No início da Idade Moderna, os portugueses e espanhóis tiveram a primazia na expansão marítima e eram ciosos em garantir seus novos domínios. Para tanto, buscavam legitimar suas possessões com as bênçãos do papa, ainda a maior autoridade internacional que a Europa cristã reconhecia. Quando Colombo chegou ao continente que ignorava tratar-se da América, a Espanha recorreu ao papa Alexandre VI para legitimar seus novos domínios. A ocasião era mais do que propícia aos desejos dos reis católicos. O trono pontifício estava ocupado por um cardeal espanhol que fora elevado a tão alta dignidade devido, única e exclusivamente, ao dinheiro e às intrigas dos reis espanhóis.
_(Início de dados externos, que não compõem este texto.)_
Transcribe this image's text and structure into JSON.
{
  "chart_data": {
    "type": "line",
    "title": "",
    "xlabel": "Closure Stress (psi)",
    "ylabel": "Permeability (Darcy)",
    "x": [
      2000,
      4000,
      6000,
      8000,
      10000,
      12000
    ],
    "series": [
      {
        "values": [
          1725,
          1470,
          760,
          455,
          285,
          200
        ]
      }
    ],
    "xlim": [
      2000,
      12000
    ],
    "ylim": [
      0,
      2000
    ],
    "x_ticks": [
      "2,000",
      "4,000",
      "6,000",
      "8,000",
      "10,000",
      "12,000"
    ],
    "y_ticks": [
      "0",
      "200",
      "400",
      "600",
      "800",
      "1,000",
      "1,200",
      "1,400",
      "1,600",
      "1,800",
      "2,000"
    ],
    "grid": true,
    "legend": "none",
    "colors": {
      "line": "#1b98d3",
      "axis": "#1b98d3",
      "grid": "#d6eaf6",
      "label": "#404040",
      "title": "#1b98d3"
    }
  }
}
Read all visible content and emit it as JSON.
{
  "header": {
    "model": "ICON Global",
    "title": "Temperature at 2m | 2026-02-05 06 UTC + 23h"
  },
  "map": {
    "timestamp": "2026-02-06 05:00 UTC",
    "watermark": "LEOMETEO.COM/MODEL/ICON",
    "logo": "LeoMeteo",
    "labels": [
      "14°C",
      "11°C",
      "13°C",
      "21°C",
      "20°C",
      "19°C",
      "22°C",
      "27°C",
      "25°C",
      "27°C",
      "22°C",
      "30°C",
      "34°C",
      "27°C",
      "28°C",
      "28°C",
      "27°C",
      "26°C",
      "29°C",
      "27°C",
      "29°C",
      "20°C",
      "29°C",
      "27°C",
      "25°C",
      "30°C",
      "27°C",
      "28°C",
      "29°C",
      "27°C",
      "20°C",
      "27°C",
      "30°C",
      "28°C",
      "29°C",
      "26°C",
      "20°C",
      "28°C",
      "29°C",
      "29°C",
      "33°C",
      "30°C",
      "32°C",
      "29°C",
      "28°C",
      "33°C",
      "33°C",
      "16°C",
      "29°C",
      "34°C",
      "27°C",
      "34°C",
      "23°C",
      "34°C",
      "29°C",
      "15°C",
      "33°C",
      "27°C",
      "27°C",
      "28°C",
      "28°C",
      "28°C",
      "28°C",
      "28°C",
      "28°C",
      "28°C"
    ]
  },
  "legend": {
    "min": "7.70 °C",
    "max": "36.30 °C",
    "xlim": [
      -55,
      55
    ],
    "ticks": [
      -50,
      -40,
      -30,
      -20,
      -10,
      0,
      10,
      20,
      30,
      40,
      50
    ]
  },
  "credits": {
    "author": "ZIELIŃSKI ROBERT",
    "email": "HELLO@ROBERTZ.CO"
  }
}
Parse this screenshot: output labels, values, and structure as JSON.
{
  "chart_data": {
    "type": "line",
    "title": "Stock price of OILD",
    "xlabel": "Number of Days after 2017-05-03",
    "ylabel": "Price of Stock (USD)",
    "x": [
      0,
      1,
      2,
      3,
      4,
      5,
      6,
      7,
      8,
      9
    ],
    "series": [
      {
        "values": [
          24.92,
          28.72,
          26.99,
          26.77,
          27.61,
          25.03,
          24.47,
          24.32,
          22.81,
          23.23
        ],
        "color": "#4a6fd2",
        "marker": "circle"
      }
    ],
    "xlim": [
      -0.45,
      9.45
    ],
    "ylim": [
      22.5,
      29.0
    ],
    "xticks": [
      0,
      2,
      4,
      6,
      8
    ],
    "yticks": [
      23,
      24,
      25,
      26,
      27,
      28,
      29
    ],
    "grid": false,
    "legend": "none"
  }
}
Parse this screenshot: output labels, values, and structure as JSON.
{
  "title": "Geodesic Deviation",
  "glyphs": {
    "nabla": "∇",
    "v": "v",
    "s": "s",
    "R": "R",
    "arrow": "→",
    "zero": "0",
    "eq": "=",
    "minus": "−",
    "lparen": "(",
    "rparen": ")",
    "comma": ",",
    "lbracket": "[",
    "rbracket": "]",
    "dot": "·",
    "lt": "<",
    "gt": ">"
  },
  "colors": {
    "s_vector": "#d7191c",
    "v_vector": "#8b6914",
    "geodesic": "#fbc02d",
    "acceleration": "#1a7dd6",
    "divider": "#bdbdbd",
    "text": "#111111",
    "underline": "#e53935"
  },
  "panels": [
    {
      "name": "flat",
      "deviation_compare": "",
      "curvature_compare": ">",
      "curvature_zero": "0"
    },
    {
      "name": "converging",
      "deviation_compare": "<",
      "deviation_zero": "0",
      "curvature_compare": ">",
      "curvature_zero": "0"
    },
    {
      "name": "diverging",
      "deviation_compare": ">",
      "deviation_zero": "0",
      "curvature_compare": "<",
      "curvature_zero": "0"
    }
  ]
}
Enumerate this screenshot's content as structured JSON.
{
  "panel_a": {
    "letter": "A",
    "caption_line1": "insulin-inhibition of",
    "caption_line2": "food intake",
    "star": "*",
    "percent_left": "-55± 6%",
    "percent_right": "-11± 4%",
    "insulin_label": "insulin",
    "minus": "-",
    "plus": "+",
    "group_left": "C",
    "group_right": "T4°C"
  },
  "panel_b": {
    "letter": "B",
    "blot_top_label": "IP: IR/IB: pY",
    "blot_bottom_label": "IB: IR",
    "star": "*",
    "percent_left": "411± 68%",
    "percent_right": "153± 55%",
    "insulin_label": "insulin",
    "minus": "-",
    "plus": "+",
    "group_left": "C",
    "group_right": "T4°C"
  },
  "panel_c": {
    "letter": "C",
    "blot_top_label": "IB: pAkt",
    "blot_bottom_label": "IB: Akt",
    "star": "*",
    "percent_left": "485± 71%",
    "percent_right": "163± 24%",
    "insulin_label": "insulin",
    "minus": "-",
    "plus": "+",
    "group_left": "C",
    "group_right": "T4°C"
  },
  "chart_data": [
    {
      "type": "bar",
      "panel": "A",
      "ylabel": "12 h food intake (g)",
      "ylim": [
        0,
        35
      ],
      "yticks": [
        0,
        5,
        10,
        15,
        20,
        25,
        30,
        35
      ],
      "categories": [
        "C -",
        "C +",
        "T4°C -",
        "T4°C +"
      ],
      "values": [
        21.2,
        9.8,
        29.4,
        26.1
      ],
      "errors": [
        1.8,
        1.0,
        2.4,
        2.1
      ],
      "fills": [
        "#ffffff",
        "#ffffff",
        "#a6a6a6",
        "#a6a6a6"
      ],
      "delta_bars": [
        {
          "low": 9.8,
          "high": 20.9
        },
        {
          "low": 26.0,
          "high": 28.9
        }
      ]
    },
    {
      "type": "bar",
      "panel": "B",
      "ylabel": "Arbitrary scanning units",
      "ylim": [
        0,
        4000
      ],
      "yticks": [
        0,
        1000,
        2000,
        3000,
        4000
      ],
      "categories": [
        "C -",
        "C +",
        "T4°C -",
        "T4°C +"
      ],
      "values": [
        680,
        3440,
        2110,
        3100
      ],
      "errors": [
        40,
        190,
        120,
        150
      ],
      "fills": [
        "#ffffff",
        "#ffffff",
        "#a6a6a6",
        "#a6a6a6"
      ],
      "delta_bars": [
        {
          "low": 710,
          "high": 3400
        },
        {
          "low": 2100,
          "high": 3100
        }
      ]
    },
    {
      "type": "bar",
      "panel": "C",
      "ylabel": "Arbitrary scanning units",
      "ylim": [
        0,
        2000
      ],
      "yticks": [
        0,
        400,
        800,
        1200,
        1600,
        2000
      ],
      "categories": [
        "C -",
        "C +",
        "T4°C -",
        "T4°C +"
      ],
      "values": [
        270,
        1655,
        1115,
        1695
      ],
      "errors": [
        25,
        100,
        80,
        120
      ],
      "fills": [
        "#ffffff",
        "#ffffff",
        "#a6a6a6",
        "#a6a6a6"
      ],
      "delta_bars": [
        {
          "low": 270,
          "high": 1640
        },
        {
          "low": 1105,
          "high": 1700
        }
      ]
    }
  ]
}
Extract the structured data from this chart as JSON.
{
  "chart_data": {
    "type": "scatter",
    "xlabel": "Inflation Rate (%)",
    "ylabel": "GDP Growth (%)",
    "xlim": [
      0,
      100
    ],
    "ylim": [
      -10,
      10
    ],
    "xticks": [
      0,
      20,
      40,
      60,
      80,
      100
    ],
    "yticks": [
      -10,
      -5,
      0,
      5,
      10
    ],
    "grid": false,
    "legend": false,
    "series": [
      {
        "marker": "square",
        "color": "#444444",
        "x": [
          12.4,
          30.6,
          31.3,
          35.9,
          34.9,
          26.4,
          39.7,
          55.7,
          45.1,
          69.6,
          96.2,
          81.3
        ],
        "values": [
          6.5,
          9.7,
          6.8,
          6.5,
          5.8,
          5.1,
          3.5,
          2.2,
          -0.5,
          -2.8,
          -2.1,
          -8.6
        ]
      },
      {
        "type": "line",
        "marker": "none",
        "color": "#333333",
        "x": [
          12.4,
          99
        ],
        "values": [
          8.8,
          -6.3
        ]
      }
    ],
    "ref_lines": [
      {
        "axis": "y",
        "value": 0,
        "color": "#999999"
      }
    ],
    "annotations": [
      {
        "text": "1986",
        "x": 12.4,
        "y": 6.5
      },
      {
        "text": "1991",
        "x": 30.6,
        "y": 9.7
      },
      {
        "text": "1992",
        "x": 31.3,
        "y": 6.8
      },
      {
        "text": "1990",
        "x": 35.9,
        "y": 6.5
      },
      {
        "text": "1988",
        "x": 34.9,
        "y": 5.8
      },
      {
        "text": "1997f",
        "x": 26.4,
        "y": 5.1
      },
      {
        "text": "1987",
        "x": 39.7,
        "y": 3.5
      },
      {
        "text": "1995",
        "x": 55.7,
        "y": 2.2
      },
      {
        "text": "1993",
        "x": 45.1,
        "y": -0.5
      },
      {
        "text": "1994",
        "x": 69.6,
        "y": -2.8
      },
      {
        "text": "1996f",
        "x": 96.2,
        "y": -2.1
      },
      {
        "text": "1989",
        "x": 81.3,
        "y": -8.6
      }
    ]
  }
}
O papa Alexandre VI atendeu ao desejo de seus protetores e elaborou o documento conhecido como Bula Inter Coetera, dividindo o novo mundo descoberto e por descobrir, que não pertencesse a nenhum príncipe cristão, entre portugueses e espanhóis. Por esse documento pontifício, publicado em 4 de maio de 1493, a Espanha foi agraciada com o domínio exclusivo das terras que ficariam conhecidas como América, tendo a incumbência de enviar missões religiosas para evangelizá-las.

Pela Bala Inter Coetera, seria traçada uma linha imaginária, de pólo a pólo, a cem léguas a oeste das ilhas de Cabo Verde. Todas as terras a oeste dessa linha pertenceriam à Espanha e a leste, a Portugal. Os soberanos portugueses protestaram contra a divisão do mundo feita pelo papa. Para evitar conflitos na Península Ibérica, o mesmo papa, em 1494, arbitrou um novo acordo, assinado na cidade espanhola de Tordesilhas.

Pelo Tratado de Tordesilhas, uma nova linha imaginária foi traçada a 370 léguas a oeste das Ilhas de Cabo Verde. As terras a oeste dessa linha pertenciam à Espanha e as terras a leste, a Portugal. Essa partilha foi decretada sem nenhum embasamento geográfico, já que o novo continente era desconhecido. No entanto, resultaram em um equilíbrio quase perfeito entre as duas potências na América do Sul.

A Espanha ficou com 8,7 milhões e Portugal com 8,5 milhões de quilômetros quadrados. A Terra Nova, na América do Norte, e boa parte do Brasil pertenciam aos lusitanos, enquanto o resto da América tomava-se propriedade espanhola. Portugal garantia para si a África, ou seja, a rota marítima para as Índias.

Em 1519, Fernão de Magalhães, que já navegara pelas Índias, não tendo recebido da coroa portuguesa o que pretendia por seus serviços, ofereceu seus préstimos ao rei da Espanha. Propunha-se atingir pelo ocidente as Ilhas Molucas, onde as especiarias abundavam, e que ele acreditava pertencerem à Espanha, tendo sido roubadas pelos portugueses que lá se estabeleceram.

Os grandes lucros do comércio de especiarias, dominado pelos portugueses, fizeram com que o rei espanhol aceitasse sua oferta. Partindo da Espanha com cinco navios velhos, manejados por maltrapilhos, Fernão de Magalhães realizou, entre pestes e tempestades, a primeira viagem de circunavegação. Foi morto nas Filipinas e a expedição passou a ser comandada pelo espanhol Sebastião Dei Cano, que retomou à Espanha com apenas um navio.

Depois dessa viagem, portugueses e espanhóis reclamavam para si a posse das Molucas. Finalmente, os metais preciosos das Américas começaram a despertar mais interesse na Espanha do que as especiarias das Molucas. Os espanhóis aceitaram a dominação portuguesa sobre as ilhas, assinando o Tratado de Saragoça, de 1529, recebendo a indenização de 2,35 milhões de cruzados.